To complete all the steps needed to process tissue prior to embedding can take twelve hours, or longer.  Some hospitals or research labs still process histology samples by hand but most use an automated processor.  Automated processors allow for uniformity in samples and work while unattended.  The processor works by either moving baskets containing samples to different baths or by pumping chemicals into and out of a common bath.

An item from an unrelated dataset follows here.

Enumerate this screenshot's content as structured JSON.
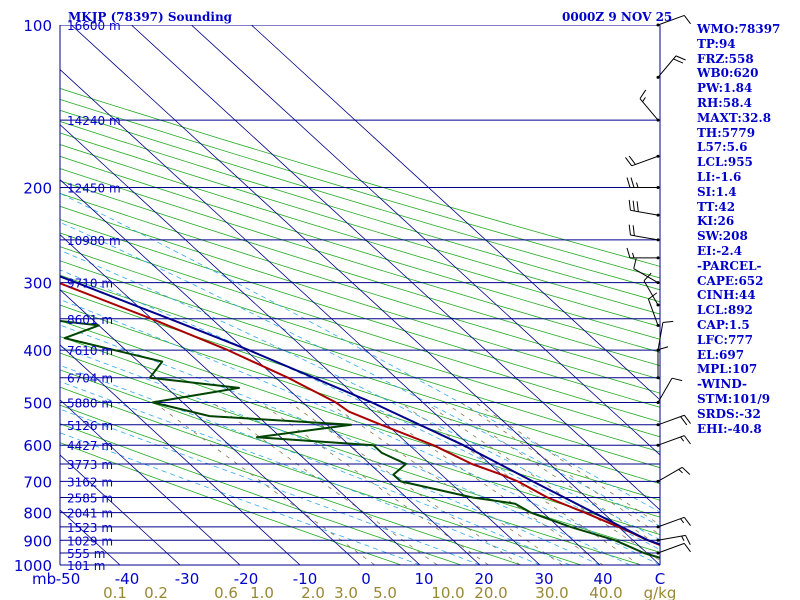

A histotechnologist (HT or HTL) will open the cassette used to hold the tissue during processing and embed the tissue in a paraffin block.  The histotech removes the sample from the cassette and aligns it in a metal mold that matches the size of the cassette.  The histotech may orient the tissue as it was found in the cassette or, if instructed by the person that grossed the sample, embed the tissue on-edge.  The cassette is placed over the oriented tissue sample then melted paraffin is poured through the cassette to fill the mold.  When the paraffin cools it is removed from the mold.  Using the cassette as a base for the mold allows for thorough tracking of samples and many of today’s microtomes are designed to use cassettes as a chuck.

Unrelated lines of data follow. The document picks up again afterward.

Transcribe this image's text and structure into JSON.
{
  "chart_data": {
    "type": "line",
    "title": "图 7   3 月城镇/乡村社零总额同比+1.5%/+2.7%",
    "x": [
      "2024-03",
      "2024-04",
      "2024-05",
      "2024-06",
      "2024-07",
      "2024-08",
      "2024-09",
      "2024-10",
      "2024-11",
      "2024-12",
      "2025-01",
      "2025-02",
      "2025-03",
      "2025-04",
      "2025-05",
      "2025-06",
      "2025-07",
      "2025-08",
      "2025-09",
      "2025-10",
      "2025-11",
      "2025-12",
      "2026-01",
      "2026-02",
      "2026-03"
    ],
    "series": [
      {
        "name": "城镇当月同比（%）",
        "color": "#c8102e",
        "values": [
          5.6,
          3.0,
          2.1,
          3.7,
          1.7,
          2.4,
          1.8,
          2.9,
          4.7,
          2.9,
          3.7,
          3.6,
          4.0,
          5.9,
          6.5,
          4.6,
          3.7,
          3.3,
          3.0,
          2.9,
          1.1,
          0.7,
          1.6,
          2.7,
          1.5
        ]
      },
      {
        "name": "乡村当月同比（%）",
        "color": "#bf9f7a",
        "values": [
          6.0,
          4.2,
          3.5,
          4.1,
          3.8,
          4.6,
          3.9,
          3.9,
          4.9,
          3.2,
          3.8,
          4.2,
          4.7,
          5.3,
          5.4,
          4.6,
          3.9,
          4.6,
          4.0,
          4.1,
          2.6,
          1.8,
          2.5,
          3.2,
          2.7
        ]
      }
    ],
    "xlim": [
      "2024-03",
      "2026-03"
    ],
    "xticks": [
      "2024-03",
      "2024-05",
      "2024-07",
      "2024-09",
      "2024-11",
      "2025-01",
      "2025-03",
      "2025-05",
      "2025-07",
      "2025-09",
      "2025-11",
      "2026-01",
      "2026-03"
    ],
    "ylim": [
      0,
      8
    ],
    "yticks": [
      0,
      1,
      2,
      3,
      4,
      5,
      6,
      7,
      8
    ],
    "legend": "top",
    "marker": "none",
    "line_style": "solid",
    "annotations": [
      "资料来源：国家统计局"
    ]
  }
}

The paraffin block is placed on a special machine designed to cut very thin slices called a microtome.  Slices 3-15 microns (0.00035 inches) thick are cut from the block as it moves across a very sharp blade.  The paraffin holds the adjoining slices together to form a ribbon of sequential slices that can be floated onto a bath of warm water.  The paraffin floats on the water and can be manipulated to remove folds created during cutting.  A glass slide is inserted beneath the best area and lifted, allowing the tissue to rest on the glass.  The glass slide is placed into an oven and baked.  Baking allows excess paraffin to melt away and causes the tissue to adhere to the glass.  Some slides contain a protein such as albumin or are statically charged to facilitate tissue adherence.  Ensuring the tissue does not fall off the slide is important as they are about to go through another series of baths.

The the process of dehydration and clearing, some color components of tissue is removed, leaving only a faint outline of cell walls on the slide.  Staining the tissue is necessary for the pathologist to observe the cells shape and structures.  The most common stains used for anatomic pathology is hematoxylin and eosin (H&E).   Hematoxylin stains the nuclear material blue while eosin counter-stains the cellular cytoplasm pink.  A multitude of special stains and antibodies may be used to to further classify tissue types.  Once stained, the glass slide has a thin, clear cover slip attached as a final step.

From grossing to cover-slipping, the steps to process a specimen into permanent samples on a glass slide can take 12-24 hours; or longer if decalcification is required.  While the pathologist reading the slide may only take a matter of minutes, it is the work that goes into the sampling, processing, embedding, and staining that make the sample suitable for making a diagnosis.